2 hours ago, Susie2310 said:Do health care workers do this for convenience, or because they want to be "In Charge," or because they think they need to protect the patient from their own family member who the patient has trusted to be their Agent? Do they just not think about what they are doing?
Do health care workers do this for convenience, or because they want to be "In Charge," or because they think they need to protect the patient from their own family member who the patient has trusted to be their Agent? Do they just not think about what they are doing?
A good comment in its entirety...I have a comment on ^this section specifically. I think there is another much more likely possibility: Hospitals/health care facilities 1) take the easiest path and then further simplify it into a blanket directive for staff to follow and 2) seem mostly motivated by financial risk.
1) What is easier for them? To ferret out whether every individual patient/family has properly executed their DPOAs, or to simply tell their staff that patients have rights and they retain them except for very rare situations?
2) What is the bigger financial risk? Well, it isn't too risky for them if an individual family here and there has huge headaches because of a facility's policies or practices with regard to DPOAs. Individuals/families have virtually no way to penalize them in a way that matters to them or to be compensated for unnecessary difficulties that result in the lesser harms and damages that this stupidity causes. On the other hand, if the facility can be found to be regularly violating patient rights, that could be a problem that hits them where it hurts.

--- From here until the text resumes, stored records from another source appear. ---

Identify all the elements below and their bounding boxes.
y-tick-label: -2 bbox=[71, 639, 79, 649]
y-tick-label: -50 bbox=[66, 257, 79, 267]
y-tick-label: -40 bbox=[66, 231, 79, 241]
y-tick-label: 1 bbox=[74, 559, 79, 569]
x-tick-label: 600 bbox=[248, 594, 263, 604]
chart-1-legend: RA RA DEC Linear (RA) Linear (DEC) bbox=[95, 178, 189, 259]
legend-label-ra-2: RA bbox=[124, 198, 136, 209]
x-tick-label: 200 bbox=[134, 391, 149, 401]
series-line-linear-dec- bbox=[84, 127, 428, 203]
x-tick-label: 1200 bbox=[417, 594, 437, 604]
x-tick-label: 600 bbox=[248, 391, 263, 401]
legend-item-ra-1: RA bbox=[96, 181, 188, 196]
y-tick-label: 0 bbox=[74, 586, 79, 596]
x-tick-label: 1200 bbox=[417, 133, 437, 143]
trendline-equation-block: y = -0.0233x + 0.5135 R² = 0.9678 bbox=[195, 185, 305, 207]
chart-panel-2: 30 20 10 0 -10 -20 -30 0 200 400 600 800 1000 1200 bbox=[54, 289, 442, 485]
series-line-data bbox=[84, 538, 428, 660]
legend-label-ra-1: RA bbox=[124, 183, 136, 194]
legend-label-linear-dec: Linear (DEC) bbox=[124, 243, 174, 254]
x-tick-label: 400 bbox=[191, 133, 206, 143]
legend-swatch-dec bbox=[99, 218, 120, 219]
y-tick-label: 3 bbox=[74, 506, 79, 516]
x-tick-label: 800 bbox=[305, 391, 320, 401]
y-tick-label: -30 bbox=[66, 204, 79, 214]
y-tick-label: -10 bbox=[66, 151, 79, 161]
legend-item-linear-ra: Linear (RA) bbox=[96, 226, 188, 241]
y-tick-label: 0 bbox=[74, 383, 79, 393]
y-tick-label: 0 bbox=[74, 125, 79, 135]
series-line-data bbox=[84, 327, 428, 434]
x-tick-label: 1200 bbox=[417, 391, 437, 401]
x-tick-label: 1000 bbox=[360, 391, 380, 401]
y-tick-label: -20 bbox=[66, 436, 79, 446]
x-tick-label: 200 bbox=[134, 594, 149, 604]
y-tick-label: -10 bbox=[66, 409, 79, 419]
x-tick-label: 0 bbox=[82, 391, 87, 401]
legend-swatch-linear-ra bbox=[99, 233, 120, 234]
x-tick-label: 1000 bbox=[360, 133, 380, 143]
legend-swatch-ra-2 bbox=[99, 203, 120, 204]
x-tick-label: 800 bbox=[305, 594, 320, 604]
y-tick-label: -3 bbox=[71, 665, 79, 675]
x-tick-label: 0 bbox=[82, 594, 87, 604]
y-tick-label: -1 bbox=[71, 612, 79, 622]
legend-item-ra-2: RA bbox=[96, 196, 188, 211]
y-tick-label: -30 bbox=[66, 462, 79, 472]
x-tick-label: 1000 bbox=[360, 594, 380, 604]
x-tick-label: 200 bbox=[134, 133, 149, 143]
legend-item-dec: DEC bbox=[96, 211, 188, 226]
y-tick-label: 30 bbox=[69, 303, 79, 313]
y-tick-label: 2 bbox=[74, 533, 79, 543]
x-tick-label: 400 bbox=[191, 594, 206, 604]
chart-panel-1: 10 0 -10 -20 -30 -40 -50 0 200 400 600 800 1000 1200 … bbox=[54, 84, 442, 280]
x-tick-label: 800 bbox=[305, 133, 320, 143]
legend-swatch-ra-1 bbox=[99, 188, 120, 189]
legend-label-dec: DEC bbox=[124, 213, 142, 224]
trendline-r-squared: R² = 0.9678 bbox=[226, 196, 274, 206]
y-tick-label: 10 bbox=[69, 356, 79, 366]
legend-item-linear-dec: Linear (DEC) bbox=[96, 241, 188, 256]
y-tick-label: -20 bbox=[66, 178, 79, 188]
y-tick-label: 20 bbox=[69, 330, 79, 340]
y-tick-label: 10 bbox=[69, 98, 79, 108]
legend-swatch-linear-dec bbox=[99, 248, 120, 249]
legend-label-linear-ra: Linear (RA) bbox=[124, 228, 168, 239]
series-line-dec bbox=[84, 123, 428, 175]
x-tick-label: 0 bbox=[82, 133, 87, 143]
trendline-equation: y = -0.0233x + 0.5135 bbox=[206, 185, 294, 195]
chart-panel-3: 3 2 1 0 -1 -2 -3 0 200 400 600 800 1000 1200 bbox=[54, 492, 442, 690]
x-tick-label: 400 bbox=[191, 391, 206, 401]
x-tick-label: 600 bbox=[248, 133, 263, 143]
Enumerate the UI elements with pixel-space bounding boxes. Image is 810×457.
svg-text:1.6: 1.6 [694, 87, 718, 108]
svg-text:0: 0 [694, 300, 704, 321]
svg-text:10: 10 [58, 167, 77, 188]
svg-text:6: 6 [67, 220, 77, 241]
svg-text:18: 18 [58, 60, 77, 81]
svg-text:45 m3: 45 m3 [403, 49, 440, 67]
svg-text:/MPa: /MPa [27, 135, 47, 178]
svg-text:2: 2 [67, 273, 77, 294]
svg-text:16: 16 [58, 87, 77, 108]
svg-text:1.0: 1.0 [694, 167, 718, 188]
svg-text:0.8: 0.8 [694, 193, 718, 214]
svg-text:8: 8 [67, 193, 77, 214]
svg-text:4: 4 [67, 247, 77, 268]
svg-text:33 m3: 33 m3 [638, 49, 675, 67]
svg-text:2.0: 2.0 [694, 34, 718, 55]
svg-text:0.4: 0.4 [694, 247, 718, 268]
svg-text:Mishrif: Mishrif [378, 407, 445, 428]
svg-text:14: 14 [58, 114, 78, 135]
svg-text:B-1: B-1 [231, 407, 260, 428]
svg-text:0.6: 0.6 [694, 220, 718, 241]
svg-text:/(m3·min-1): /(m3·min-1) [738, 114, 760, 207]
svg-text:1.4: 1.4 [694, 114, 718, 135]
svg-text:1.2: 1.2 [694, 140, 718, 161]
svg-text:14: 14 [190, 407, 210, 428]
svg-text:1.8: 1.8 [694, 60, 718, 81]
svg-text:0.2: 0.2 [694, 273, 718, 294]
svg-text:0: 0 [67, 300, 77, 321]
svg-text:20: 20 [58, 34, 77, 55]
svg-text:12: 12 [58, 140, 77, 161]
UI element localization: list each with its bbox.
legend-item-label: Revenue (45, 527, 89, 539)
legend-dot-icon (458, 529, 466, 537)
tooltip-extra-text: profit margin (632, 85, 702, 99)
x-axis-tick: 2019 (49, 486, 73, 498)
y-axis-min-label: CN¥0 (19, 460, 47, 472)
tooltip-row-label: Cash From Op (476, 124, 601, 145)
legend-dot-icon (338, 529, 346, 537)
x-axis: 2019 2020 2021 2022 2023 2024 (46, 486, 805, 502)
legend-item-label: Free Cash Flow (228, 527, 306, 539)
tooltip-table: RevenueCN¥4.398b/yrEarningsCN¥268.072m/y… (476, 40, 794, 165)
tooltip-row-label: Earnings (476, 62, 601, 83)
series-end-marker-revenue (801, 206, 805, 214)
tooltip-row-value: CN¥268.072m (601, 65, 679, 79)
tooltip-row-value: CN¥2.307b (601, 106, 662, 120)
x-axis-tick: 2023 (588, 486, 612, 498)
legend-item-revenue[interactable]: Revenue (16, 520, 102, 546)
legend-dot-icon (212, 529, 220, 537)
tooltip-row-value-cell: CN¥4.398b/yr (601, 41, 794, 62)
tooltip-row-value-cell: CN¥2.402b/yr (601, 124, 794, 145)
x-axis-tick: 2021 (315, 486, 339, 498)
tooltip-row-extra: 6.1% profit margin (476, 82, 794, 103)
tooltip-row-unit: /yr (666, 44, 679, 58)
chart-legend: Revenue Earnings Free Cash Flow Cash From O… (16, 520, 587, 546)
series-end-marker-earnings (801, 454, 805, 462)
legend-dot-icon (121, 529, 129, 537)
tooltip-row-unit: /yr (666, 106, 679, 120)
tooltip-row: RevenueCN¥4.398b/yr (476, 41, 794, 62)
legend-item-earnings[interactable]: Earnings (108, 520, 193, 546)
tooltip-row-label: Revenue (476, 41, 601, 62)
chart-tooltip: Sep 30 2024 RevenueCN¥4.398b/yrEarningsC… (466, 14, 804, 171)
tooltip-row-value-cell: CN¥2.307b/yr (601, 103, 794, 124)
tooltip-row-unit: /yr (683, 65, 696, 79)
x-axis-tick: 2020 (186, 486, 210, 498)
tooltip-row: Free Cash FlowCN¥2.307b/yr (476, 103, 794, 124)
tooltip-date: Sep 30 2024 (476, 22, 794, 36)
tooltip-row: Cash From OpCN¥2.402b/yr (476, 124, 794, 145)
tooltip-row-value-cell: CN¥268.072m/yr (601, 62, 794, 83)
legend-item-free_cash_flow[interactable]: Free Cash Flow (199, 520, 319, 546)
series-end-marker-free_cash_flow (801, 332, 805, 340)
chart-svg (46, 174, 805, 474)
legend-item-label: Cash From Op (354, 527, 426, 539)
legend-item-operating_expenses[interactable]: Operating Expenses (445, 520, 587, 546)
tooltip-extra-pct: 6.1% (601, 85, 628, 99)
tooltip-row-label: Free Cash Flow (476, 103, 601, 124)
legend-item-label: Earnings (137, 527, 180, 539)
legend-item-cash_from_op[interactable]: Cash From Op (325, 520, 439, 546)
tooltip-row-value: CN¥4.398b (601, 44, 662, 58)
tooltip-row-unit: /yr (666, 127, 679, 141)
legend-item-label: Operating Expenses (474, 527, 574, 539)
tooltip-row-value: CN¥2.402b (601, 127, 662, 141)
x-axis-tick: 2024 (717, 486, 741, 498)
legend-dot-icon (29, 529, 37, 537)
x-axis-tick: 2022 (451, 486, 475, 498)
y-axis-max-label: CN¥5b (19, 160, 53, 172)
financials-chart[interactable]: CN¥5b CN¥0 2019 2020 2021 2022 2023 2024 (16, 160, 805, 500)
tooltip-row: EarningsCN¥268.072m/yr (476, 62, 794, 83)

Facilities have people who know the stats on what kind of a risk something poses and the data will tell them that a family's frustration doesn't pose a real and likely risk to them.
Not trying to exaggerate here - in most of the situations where I've observed coworkers being very confident but wrong with patients about things like what we're discussing here, their confidence (or power trip) was rooted somewhere in inappropriately broad directives of management. Stupid in = stupid out. If you don't want to hire thinkers and then trust them to think critically, then you have no choice but to issue overly-simple directives and let the chips fall where they may. As a staff member, I've lost count of the number of inappropriately broad explanations and directives (lies) I've been told by management about either HIPAA, EMTALA or some other medicolegal issue.
A second major problem I'm personally learning of is that DPOAs are not much akin to guardianship, legally-speaking. I now believe that a lot of families erroneously think that a DPOA is pretty much like guardianship. It follows along with the confusion between competence and capacity. Competency is a matter for the courts, as is guardianship. Capacity and DPOA are both more nebulous and as long as some HCP can say, "Well, she was alert and mostly oriented when I saw her so it would've been a violation of her rights" families are going to struggle. It doesn't matter that mom/dad grandpa/grandma spends most of the day hallucinating about the past.
Families are increasingly trying to avoid LTC at all costs and making huge sacrifices to do so. It is really horrible that they can't be more empowered and that all this malarkey adds even more to their already-enormous burden.